Revision as of 01:23, 6 December 2009

Anthropological linguistics is the study of the relations between language and culture, and the relations between human biology, cognition and language. This strongly overlaps the field of linguistic anthropology, which is the branch of anthropology that studies humans through the languages that they use.

Whatever one calls it, this field has had a major impact in the studies of visual perception (especially colour) and bioregional democracy, both of which are concerned with distinctions that are made in languages about perceptions of the surroundings.

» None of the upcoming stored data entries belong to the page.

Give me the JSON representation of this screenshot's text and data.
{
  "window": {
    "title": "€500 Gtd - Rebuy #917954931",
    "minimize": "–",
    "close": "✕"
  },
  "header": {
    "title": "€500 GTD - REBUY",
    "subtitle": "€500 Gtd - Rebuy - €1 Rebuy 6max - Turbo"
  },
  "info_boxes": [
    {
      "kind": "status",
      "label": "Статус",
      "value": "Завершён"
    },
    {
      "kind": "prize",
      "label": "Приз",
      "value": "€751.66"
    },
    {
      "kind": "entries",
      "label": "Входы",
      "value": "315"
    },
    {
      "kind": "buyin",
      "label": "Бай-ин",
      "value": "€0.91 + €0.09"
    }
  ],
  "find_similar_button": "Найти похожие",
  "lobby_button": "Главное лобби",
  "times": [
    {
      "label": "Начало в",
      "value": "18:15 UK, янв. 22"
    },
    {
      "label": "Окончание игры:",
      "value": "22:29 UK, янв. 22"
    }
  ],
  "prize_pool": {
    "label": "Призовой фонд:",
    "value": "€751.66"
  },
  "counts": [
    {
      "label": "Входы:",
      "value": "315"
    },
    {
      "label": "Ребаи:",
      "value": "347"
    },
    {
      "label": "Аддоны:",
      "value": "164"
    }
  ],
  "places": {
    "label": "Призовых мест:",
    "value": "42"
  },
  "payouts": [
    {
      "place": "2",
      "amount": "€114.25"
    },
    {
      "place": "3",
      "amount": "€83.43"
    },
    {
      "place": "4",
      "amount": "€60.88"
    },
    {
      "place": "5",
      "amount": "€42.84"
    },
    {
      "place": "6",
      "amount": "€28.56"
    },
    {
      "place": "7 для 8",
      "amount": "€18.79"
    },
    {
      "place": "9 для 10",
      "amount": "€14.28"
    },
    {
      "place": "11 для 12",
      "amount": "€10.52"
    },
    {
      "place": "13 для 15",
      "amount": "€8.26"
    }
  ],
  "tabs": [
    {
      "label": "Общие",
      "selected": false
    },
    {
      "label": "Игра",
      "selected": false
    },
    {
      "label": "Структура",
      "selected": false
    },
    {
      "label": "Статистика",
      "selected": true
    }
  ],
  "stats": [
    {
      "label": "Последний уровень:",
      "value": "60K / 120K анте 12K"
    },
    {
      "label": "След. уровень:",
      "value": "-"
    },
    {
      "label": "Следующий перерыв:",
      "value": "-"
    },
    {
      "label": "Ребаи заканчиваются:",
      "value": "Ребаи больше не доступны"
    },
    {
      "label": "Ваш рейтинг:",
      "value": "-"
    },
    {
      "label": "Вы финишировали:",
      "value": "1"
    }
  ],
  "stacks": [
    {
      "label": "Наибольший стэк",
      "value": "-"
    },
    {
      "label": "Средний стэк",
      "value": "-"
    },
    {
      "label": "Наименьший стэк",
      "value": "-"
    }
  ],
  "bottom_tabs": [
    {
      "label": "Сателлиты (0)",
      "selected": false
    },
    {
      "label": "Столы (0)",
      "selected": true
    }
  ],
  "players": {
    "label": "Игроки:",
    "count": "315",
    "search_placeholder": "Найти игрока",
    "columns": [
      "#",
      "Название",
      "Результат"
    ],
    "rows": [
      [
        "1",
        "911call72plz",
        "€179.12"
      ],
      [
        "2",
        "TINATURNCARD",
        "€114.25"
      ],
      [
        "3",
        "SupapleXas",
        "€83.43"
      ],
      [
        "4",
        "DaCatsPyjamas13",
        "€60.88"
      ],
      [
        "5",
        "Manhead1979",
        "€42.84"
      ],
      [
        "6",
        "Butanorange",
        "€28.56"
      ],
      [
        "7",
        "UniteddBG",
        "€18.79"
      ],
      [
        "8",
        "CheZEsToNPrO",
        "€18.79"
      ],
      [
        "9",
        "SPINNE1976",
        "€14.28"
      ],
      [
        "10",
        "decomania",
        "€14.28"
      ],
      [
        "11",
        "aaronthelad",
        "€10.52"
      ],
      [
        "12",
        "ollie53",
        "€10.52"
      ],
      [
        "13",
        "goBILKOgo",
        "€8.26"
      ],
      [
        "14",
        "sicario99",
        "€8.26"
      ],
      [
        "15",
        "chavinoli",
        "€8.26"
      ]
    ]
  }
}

Conventional linguistic anthropology also has implications for sociology and self-organization of peoples. Study of the Penan people, for instance, reveals that their language employs six different and distinct words, all of whose best English translation is "we"[citation needed]. Anthropological linguistics studies these distinctions, and relates them to types of societies and to actual bodily adaptation to the senses, much as it studies distinctions made in languages regarding the colours of the rainbow: seeing the tendency to increase the diversity of terms, as evidence that there are distinctions that bodies in this environment must make, leading to situated knowledge and perhaps a situated ethics, whose final evidence is the differentiated set of terms used to denote "we".

Sub-fields

Anthropological linguistics is concerned with

Features of Language

  • Duality of Pattering: A system of sounds with a system of meaning. (exp- cat/act/tack have similar phonemes but expressed in different order to convey different meaning)
  • Productivity: A finite set of symbols and rules combined to create an infinite set of novel ideas.
  • Interchangeability: Any human and native speaker of that language can send or receive any message in their language.
  • Arbitrariness: There is no fundamental association with word and its meaning.(exp: cat is in reality larger than a microorganism but word is much smaller)
  • Displacement: language can be used to talk about topics not currently being experienced.(i.e-yesterday a cup of the table tipped over and spilled)
  • Specialization: Language only serves the purpose of communication
  • Cultural Transmission: Specifics of language must be learned anew by each person. [citation needed]

Recent work

Mark Fettes, in Steps Towards an Ecology of Language (1996), sought "a theory of language ecology which can integrate naturalist and critical traditions"; and in An Ecological Approach to Language Renewal (1997), sought to approach a transformative ecology via a more active, perhaps designed, set of tools in language. This may cross a line between science and activism, but is within the anthropological tradition of study by the participant-observer. Related to problems in critical philosophy (for instance, the question who's we, and the subject-object problem).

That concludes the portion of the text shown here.